First monitor quickstart
Create one useful monitor, send a real event, prove the broken path, and leave with a record another operator can use.
Goal
Do not start by monitoring everything. Start with one workflow that a customer, founder, finance owner, or operator would notice if it silently stopped.
By the end of this path, you should have:
- one monitor with a real owner path
- one accepted healthy event
- one controlled miss or failed run
- one incident or evidence view that explains what happened
- one token, request id, and run id you can find again
1. Choose the workflow
Pick the workflow by consequence, not by technical convenience.
Good first choices:
- billing or entitlement sync
- nightly backup
- scheduled report delivery
- data freshness check
- AI batch output validation
- GitHub Actions deploy or release job
Avoid starting with a low-stakes internal cron. Luota should prove value on a workflow where silence is expensive.
2. Create the monitor
Use the onboarding template that matches the workflow shape:
| Workflow shape | Template to choose | Why |
|---|---|---|
| A job has a clear start and finish | Billing sync run | You can prove duration, failure, deploy SHA, and output. |
| A job only needs to say it ran | HTTP cron | One accepted heartbeat is enough. |
| A worker/script already exists | Heartbeat from script | Adds evidence without changing the runtime model. |
| An output should stay fresh | Freshness check | Luota watches the output promise, not only the process. |
3. Send one healthy event
Copy the generated snippet into the real job path or send the wizard's test signal first. The important proof is that the monitor detail page shows the received event and the accepted timestamp.
If an API call returns 202, the event landed. If it returns anything else, treat it as setup failure and keep the error visible until fixed.

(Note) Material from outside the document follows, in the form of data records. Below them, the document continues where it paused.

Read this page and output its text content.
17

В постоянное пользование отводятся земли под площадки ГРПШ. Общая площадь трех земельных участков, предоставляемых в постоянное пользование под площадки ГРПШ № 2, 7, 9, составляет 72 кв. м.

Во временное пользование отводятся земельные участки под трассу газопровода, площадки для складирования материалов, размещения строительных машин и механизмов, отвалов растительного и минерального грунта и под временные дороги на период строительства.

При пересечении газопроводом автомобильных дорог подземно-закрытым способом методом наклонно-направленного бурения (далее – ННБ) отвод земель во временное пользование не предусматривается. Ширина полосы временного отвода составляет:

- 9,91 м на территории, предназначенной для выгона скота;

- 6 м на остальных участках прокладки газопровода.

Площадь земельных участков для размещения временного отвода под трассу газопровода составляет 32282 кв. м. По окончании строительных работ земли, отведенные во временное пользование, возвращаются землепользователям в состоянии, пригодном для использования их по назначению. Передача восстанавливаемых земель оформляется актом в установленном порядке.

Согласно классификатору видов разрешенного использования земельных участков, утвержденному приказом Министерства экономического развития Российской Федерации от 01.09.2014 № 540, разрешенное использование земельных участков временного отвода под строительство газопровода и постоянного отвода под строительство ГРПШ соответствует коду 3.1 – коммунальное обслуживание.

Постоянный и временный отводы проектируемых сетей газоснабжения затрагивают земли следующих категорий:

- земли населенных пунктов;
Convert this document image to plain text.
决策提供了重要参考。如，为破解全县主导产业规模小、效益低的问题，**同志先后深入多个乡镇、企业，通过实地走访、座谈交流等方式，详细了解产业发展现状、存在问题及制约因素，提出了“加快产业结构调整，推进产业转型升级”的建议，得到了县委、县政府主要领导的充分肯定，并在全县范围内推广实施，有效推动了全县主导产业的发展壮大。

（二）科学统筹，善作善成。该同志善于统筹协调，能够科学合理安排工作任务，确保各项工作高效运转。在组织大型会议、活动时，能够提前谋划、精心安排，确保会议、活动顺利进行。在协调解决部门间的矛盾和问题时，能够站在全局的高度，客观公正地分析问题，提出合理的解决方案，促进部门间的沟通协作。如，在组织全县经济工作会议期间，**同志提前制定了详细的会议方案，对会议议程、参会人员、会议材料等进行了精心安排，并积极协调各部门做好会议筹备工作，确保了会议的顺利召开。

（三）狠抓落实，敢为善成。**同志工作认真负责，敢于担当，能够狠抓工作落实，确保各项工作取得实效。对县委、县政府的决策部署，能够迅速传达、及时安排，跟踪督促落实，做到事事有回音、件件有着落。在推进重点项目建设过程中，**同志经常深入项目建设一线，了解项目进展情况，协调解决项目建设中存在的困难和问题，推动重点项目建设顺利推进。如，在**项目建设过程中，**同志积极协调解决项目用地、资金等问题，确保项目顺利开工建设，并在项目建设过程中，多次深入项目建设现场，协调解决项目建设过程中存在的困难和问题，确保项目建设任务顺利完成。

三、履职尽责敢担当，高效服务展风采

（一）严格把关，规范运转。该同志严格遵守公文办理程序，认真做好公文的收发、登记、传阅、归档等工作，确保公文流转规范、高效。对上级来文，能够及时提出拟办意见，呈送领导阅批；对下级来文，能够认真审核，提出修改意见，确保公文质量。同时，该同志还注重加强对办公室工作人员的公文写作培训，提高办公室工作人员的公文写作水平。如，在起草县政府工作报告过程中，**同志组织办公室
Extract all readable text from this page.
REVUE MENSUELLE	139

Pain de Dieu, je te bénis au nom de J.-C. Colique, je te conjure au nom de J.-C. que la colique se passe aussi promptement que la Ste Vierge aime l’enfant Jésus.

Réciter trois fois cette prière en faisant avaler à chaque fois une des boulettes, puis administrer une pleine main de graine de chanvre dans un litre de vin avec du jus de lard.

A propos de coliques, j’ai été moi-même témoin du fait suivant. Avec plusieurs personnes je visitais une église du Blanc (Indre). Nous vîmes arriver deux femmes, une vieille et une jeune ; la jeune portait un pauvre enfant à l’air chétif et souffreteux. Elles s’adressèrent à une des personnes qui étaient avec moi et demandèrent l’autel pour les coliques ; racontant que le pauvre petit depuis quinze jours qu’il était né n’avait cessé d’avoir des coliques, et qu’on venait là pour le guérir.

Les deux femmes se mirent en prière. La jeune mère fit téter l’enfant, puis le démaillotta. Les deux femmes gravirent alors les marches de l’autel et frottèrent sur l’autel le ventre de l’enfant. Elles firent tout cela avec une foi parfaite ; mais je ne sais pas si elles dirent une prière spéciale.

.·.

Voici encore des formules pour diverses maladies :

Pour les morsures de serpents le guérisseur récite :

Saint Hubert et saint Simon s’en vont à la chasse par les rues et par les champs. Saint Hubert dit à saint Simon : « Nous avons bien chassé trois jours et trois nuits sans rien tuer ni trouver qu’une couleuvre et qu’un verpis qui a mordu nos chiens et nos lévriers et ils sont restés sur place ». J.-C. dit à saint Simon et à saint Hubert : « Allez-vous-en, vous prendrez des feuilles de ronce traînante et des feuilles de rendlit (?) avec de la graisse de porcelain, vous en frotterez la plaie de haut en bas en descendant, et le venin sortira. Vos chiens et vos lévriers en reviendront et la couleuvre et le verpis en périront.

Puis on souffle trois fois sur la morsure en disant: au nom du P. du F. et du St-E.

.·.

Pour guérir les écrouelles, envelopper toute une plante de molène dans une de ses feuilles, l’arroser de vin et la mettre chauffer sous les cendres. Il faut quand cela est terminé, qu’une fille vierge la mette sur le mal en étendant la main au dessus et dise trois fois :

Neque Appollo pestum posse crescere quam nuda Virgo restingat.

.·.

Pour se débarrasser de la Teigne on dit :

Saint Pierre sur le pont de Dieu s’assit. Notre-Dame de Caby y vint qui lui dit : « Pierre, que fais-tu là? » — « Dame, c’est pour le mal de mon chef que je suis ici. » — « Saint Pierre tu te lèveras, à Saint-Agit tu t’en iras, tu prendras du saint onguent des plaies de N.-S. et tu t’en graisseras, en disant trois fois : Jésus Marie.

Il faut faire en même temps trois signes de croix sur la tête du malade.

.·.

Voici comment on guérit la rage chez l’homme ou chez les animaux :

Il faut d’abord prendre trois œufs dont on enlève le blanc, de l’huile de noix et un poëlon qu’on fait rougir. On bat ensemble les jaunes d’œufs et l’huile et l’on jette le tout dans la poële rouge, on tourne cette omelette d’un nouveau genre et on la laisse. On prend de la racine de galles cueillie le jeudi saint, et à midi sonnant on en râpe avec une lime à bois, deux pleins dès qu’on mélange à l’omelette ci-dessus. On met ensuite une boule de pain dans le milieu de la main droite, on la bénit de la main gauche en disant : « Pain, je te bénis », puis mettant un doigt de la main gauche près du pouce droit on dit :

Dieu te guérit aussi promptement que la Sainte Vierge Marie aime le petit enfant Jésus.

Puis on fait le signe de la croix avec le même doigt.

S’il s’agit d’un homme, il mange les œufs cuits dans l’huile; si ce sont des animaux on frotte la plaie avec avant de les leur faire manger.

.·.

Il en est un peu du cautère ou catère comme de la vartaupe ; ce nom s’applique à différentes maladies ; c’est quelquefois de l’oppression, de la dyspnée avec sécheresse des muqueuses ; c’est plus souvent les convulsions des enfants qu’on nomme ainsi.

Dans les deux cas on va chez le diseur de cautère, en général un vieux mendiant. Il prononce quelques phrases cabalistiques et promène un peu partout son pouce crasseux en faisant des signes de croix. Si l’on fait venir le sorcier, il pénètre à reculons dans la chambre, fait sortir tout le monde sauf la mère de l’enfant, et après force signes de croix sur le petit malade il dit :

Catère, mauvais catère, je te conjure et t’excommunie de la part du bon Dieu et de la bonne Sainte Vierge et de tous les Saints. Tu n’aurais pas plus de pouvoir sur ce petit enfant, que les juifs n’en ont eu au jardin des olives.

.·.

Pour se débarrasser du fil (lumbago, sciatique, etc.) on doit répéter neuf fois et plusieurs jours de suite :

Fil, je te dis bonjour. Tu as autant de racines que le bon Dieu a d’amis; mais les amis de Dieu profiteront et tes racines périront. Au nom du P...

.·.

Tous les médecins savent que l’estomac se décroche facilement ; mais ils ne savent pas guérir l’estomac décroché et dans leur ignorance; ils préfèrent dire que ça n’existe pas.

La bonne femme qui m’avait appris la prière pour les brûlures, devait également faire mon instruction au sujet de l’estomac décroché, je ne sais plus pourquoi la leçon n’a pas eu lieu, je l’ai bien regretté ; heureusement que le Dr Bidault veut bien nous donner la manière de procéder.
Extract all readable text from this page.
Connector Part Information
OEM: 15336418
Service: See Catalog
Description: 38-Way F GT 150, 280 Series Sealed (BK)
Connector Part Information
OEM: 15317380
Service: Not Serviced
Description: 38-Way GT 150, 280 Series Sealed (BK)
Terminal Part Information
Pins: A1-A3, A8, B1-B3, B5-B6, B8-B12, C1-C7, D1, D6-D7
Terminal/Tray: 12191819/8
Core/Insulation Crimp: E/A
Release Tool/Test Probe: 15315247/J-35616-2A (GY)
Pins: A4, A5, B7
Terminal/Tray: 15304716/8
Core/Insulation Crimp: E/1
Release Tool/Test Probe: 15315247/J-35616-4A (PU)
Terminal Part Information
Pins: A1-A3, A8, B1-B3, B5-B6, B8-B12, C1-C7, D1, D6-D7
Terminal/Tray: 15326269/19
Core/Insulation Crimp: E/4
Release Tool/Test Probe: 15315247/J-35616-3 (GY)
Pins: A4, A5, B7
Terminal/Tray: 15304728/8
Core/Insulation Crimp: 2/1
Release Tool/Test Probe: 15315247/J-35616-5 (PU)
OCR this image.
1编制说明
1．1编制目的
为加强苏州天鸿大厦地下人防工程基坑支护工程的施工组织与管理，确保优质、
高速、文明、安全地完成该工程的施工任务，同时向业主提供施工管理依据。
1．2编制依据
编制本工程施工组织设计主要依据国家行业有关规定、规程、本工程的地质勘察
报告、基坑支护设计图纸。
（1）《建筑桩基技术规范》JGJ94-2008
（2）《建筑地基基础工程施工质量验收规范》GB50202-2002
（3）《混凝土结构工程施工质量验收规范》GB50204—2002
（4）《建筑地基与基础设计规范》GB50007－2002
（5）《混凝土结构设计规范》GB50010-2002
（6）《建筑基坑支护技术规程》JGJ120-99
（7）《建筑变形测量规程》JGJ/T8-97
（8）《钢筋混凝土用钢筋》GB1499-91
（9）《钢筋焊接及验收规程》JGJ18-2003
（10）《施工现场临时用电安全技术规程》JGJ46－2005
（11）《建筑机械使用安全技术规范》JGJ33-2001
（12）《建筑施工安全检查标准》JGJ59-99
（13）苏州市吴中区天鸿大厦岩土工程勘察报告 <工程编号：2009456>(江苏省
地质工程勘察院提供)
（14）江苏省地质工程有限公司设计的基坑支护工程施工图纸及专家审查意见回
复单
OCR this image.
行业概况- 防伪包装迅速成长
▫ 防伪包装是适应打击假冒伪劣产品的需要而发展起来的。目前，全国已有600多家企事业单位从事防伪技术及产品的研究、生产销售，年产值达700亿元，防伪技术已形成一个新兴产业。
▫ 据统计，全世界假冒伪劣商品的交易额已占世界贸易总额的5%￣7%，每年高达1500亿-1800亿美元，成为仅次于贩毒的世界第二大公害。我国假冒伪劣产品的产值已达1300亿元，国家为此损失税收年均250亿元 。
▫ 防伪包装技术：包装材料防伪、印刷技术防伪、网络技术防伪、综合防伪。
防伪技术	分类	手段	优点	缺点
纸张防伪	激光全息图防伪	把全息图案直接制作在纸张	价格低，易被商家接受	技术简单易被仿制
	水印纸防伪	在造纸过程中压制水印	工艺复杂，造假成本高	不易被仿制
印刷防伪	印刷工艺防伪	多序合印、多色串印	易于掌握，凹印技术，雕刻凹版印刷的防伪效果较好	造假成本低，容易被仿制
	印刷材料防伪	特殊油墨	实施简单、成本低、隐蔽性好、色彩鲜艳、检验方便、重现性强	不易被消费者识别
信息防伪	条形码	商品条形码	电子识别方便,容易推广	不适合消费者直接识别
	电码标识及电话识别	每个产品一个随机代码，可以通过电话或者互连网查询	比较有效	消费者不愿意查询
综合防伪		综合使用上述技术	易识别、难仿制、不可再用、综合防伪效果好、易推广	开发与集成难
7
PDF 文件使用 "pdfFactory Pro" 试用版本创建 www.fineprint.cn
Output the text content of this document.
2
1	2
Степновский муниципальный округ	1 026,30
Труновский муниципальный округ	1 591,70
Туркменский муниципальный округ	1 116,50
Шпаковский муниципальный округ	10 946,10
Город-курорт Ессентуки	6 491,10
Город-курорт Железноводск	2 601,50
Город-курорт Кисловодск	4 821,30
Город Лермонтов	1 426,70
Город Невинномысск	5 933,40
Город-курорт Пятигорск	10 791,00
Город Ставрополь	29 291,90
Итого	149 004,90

4. Run a controlled bad-day drill
Trust starts after the failure path is visible.
Choose one:
- skip one heartbeat
- close a run with
/fail - let freshness expire
- make a temporary webhook alert route return
503
The incident should show what failed, when it failed, what context Luota captured, whether the alert route delivered, and where the operator should go next.
5. Finish the record
Before leaving onboarding, add or verify:
- owner
- alert route
- runbook or recovery note
- environment
- token location
- request id or run id from the test event
Done means
You can answer: "What did this workflow promise, what evidence did Luota receive, what happened when the promise broke, and who owns the next action?"